Изменить размер шрифта - +

— Он говорит, что моя правда, — добавила старуха.

Граф сунул ей в руку горсть табаку.

— Ты знаешь, кто я такой? — спросил он.

— Нет, добрый барин.

— Я — помещик из Мединтильтаса. Приходи ко мне на днях. Я дам тебе табаку и водки.

Старуха поцеловала ему руку и быстрым шагом удалилась. Мы тотчас потеряли ее из виду. Граф оставался задумчивым, то завязывая, то развязывая шнурки своего кисета и не отдавая себе отчета в том, что делает.

— Господин профессор, — начал он после долгого молчания, — вы будете надо мной смеяться. Эта подлая старуха гораздо лучше знает меня, чем она уверяет, и дорога, которую она мне только что показала… В конце концов, тут нечему удивляться. Меня в этих краях решительно все знают. Мошенница не раз видела меня по дороге к замку Довгеллы… Там есть девушка-невеста; она и заключила, что я влюблен в нее… Ну, а потом какой-нибудь красавчик подкупил ее, чтобы она предсказала мне несчастье… Это совершенно очевидно. И все-таки… ее слова помимо моей воли меня волнуют. Они почти пугают меня… Вы смеетесь, и вы правы… Дело в том, что я хотел поехать в замок Довгеллы к обеду, а теперь колеблюсь… Нет, я совсем безумец. Решайте вы, профессор. Ехать нам или не ехать?

— Конечно, я воздержусь высказывать свое мнение, — ответил я со смехом. — В брачных делах я плохой советчик.

Мы подошли к лошадям. Граф ловко вскочил в седло и, отпустив поводья, воскликнул:

— Пусть лошадь за нас решает!

Лошадь без колебания тотчас же двинулась по узкой тропинке, которая после нескольких поворотов привела к мощеной дороге, а эта последняя шла уже прямо в Довгеллы. Через полчаса мы были у крыльца усадьбы.

На стук копыт наших лошадей хорошенькая белокурая головка выглянула из-за занавесок окна. Я узнал коварную переводчицу Мицкевича.
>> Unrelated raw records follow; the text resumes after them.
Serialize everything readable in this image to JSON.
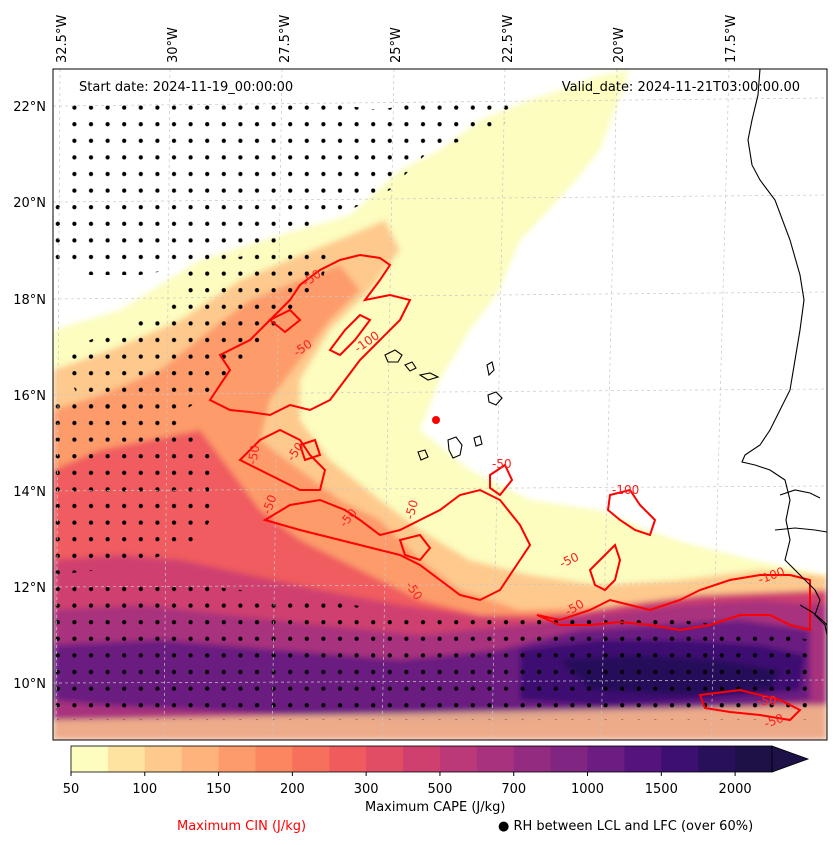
{
  "header": {
    "start_date": "Start date: 2024-11-19_00:00:00",
    "valid_date": "Valid_date: 2024-11-21T03:00:00.00"
  },
  "map": {
    "lon_labels": [
      "32.5°W",
      "30°W",
      "27.5°W",
      "25°W",
      "22.5°W",
      "20°W",
      "17.5°W"
    ],
    "lat_labels": [
      "22°N",
      "20°N",
      "18°N",
      "16°N",
      "14°N",
      "12°N",
      "10°N"
    ],
    "cin_contour_labels": [
      "-50",
      "-50",
      "-100",
      "-50",
      "-50",
      "-50",
      "-50",
      "-50",
      "-50",
      "-50",
      "-100",
      "-50",
      "-50",
      "-100",
      "-50",
      "-50"
    ]
  },
  "colorbar": {
    "ticks": [
      "50",
      "100",
      "150",
      "200",
      "300",
      "500",
      "700",
      "1000",
      "1500",
      "2000"
    ],
    "colors": [
      "#fcfdbf",
      "#fde2a0",
      "#fec98d",
      "#feb37c",
      "#fd9b6b",
      "#fb8660",
      "#f7705c",
      "#f05c5e",
      "#e24d66",
      "#cf406f",
      "#bb3978",
      "#a8327d",
      "#932b80",
      "#802582",
      "#6b1d81",
      "#55137d",
      "#3e0f72",
      "#28115a",
      "#1d1147"
    ],
    "label": "Maximum CAPE (J/kg)"
  },
  "legend": {
    "cin_label": "Maximum CIN (J/kg)",
    "cin_color": "#ff0000",
    "rh_label": "RH between LCL and LFC (over 60%)",
    "rh_marker": "●"
  }
}
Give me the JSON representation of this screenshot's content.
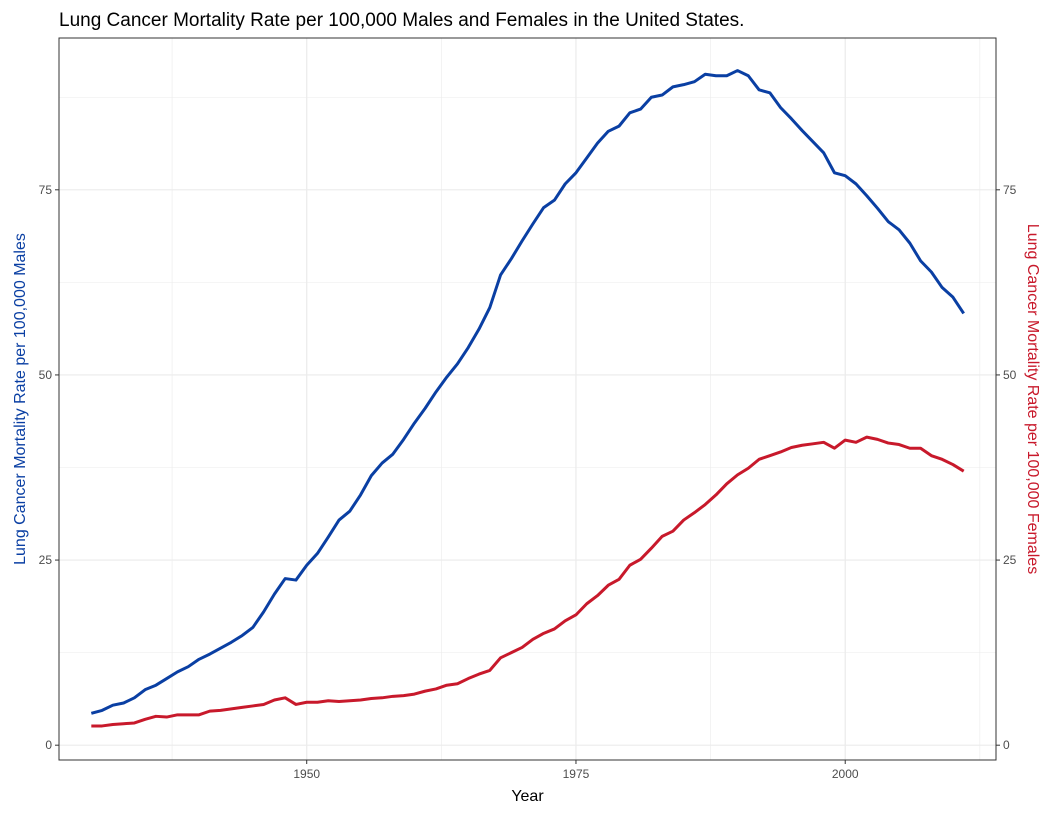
{
  "chart_data": {
    "type": "line",
    "title": "Lung Cancer Mortality Rate per 100,000 Males and Females in the United States.",
    "xlabel": "Year",
    "ylabel_left": "Lung Cancer Mortality Rate per 100,000 Males",
    "ylabel_right": "Lung Cancer Mortality Rate per 100,000 Females",
    "xlim": [
      1927,
      2014
    ],
    "ylim": [
      -2,
      95.5
    ],
    "x_ticks": [
      1950,
      1975,
      2000
    ],
    "y_ticks": [
      0,
      25,
      50,
      75
    ],
    "grid": true,
    "colors": {
      "males": "#0a3fa3",
      "females": "#c8192b"
    },
    "x": [
      1930,
      1931,
      1932,
      1933,
      1934,
      1935,
      1936,
      1937,
      1938,
      1939,
      1940,
      1941,
      1942,
      1943,
      1944,
      1945,
      1946,
      1947,
      1948,
      1949,
      1950,
      1951,
      1952,
      1953,
      1954,
      1955,
      1956,
      1957,
      1958,
      1959,
      1960,
      1961,
      1962,
      1963,
      1964,
      1965,
      1966,
      1967,
      1968,
      1969,
      1970,
      1971,
      1972,
      1973,
      1974,
      1975,
      1976,
      1977,
      1978,
      1979,
      1980,
      1981,
      1982,
      1983,
      1984,
      1985,
      1986,
      1987,
      1988,
      1989,
      1990,
      1991,
      1992,
      1993,
      1994,
      1995,
      1996,
      1997,
      1998,
      1999,
      2000,
      2001,
      2002,
      2003,
      2004,
      2005,
      2006,
      2007,
      2008,
      2009,
      2010,
      2011
    ],
    "series": [
      {
        "key": "males",
        "values": [
          4.3,
          4.7,
          5.4,
          5.7,
          6.4,
          7.5,
          8.1,
          9.0,
          9.9,
          10.6,
          11.6,
          12.3,
          13.1,
          13.9,
          14.8,
          15.9,
          18.0,
          20.4,
          22.5,
          22.3,
          24.3,
          25.9,
          28.1,
          30.4,
          31.6,
          33.8,
          36.4,
          38.1,
          39.3,
          41.3,
          43.5,
          45.5,
          47.7,
          49.7,
          51.5,
          53.7,
          56.2,
          59.1,
          63.5,
          65.7,
          68.1,
          70.4,
          72.6,
          73.6,
          75.8,
          77.3,
          79.3,
          81.3,
          82.9,
          83.6,
          85.4,
          85.9,
          87.5,
          87.8,
          88.9,
          89.2,
          89.6,
          90.6,
          90.4,
          90.4,
          91.1,
          90.4,
          88.5,
          88.1,
          86.1,
          84.6,
          83.0,
          81.5,
          80.0,
          77.3,
          76.9,
          75.8,
          74.2,
          72.5,
          70.7,
          69.6,
          67.8,
          65.4,
          63.9,
          61.8,
          60.5,
          58.3
        ]
      },
      {
        "key": "females",
        "values": [
          2.6,
          2.6,
          2.8,
          2.9,
          3.0,
          3.5,
          3.9,
          3.8,
          4.1,
          4.1,
          4.1,
          4.6,
          4.7,
          4.9,
          5.1,
          5.3,
          5.5,
          6.1,
          6.4,
          5.5,
          5.8,
          5.8,
          6.0,
          5.9,
          6.0,
          6.1,
          6.3,
          6.4,
          6.6,
          6.7,
          6.9,
          7.3,
          7.6,
          8.1,
          8.3,
          9.0,
          9.6,
          10.1,
          11.8,
          12.5,
          13.2,
          14.3,
          15.1,
          15.7,
          16.8,
          17.6,
          19.1,
          20.2,
          21.6,
          22.4,
          24.3,
          25.1,
          26.6,
          28.2,
          28.9,
          30.4,
          31.4,
          32.5,
          33.8,
          35.3,
          36.5,
          37.4,
          38.6,
          39.1,
          39.6,
          40.2,
          40.5,
          40.7,
          40.9,
          40.1,
          41.2,
          40.9,
          41.6,
          41.3,
          40.8,
          40.6,
          40.1,
          40.1,
          39.1,
          38.6,
          37.9,
          37.0
        ]
      }
    ]
  }
}
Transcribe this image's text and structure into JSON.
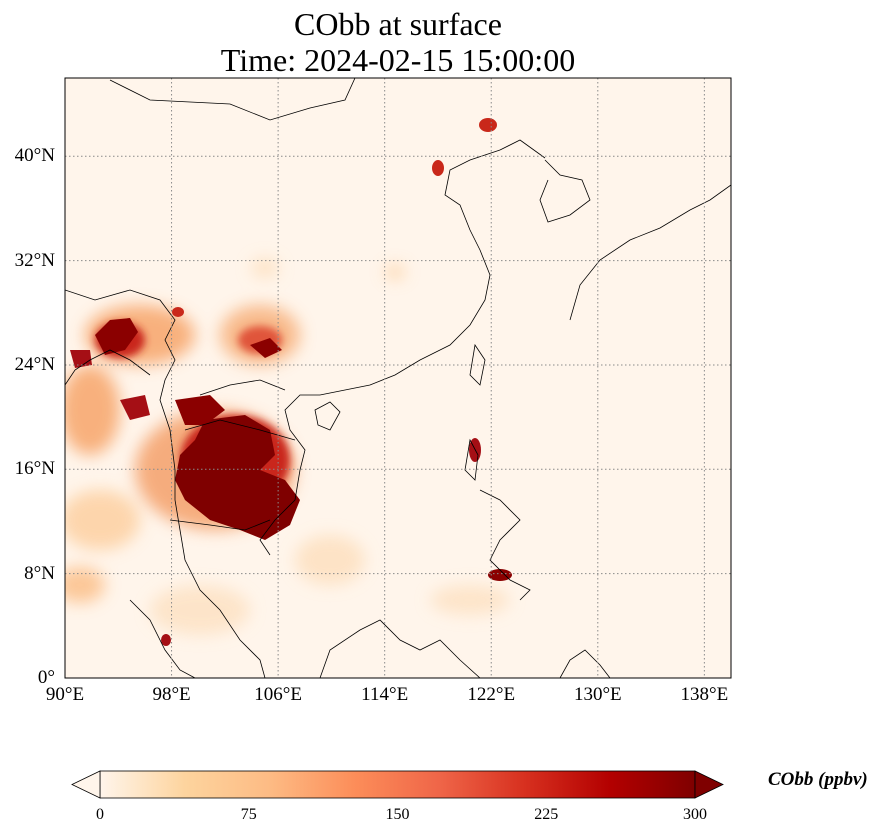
{
  "title": {
    "line1": "CObb at surface",
    "line2": "Time: 2024-02-15 15:00:00"
  },
  "map": {
    "lon_range": [
      90,
      140
    ],
    "lat_range": [
      0,
      46
    ],
    "lon_ticks": [
      90,
      98,
      106,
      114,
      122,
      130,
      138
    ],
    "lat_ticks": [
      0,
      8,
      16,
      24,
      32,
      40
    ],
    "lon_labels": [
      "90°E",
      "98°E",
      "106°E",
      "114°E",
      "122°E",
      "130°E",
      "138°E"
    ],
    "lat_labels": [
      "0°",
      "8°N",
      "16°N",
      "24°N",
      "32°N",
      "40°N"
    ],
    "gridlines": true
  },
  "colorbar": {
    "label": "CObb (ppbv)",
    "ticks": [
      "0",
      "75",
      "150",
      "225",
      "300"
    ],
    "range": [
      0,
      300
    ],
    "colormap": [
      "#fff5eb",
      "#fdd49e",
      "#fdbb84",
      "#fc8d59",
      "#ef6548",
      "#d7301f",
      "#b30000",
      "#7f0000"
    ],
    "extend": "both"
  },
  "colors": {
    "background": "#fff5eb",
    "low": "#fde2c4",
    "mid": "#f7a56b",
    "high": "#c9281a",
    "max": "#7f0000",
    "coastline": "#000000",
    "grid": "#8a8a8a"
  }
}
— Добро пожаловать, — сказала она. — Вы приехали как нельзя более кстати, граф Шемет. Мне только что прислали из Парижа новое платье. Вы меня не узнаете, такая я в нем красивая.

Занавески задернулись. Подымаясь на крыльцо, граф пробормотал сквозь зубы:

— Уверен, что эту обновку она надевает не для меня…

Он представил меня госпоже Довгелло, тетке панны Ивинской; она приняла меня чрезвычайно любезно и завела разговор о моих последних статьях в «Кенигсбергской научно-литературной газете».

— Профессор приехал пожаловаться вам на панну Юлиану, сыгравшую с ним очень злую шутку, — сказал граф.

— Она еще ребенок, господин профессор; вы должны ее простить. Часто она приводит меня в отчаяние своими шалостями. Я в шестнадцать лет была рассудительнее, чем она в двадцать. Но в сущности она добрая девушка и с большими достоинствами. Прекрасная музыкантша, чудесно рисует цветы, говорит одинаково хорошо по-французски, по-немецки и по-итальянски… Вышивает…

— И пишет стихи по-жмудски! — добавил со смехом граф.

— На это она не способна! — воскликнула госпожа Довгелло.

Пришлось рассказать ей о проделке ее племянницы.

Госпожа Довгелло была образованна и знала древности своей родины. Беседа с нею доставила мне чрезвычайно большое удовольствие. Она усиленно читала наши немецкие журналы и имела весьма здравые представления о лингвистике. Признаюсь, время пролетело для меня незаметно, пока одевалась панна Ивинская, но графу Шемету оно показалось очень длинным; он то вставал, то снова садился, смотрел в окно или барабанил пальцами по стеклу, как человек, теряющий терпение.

Наконец через три четверти часа в сопровождении гувернантки-француженки появилась панна Юлиана.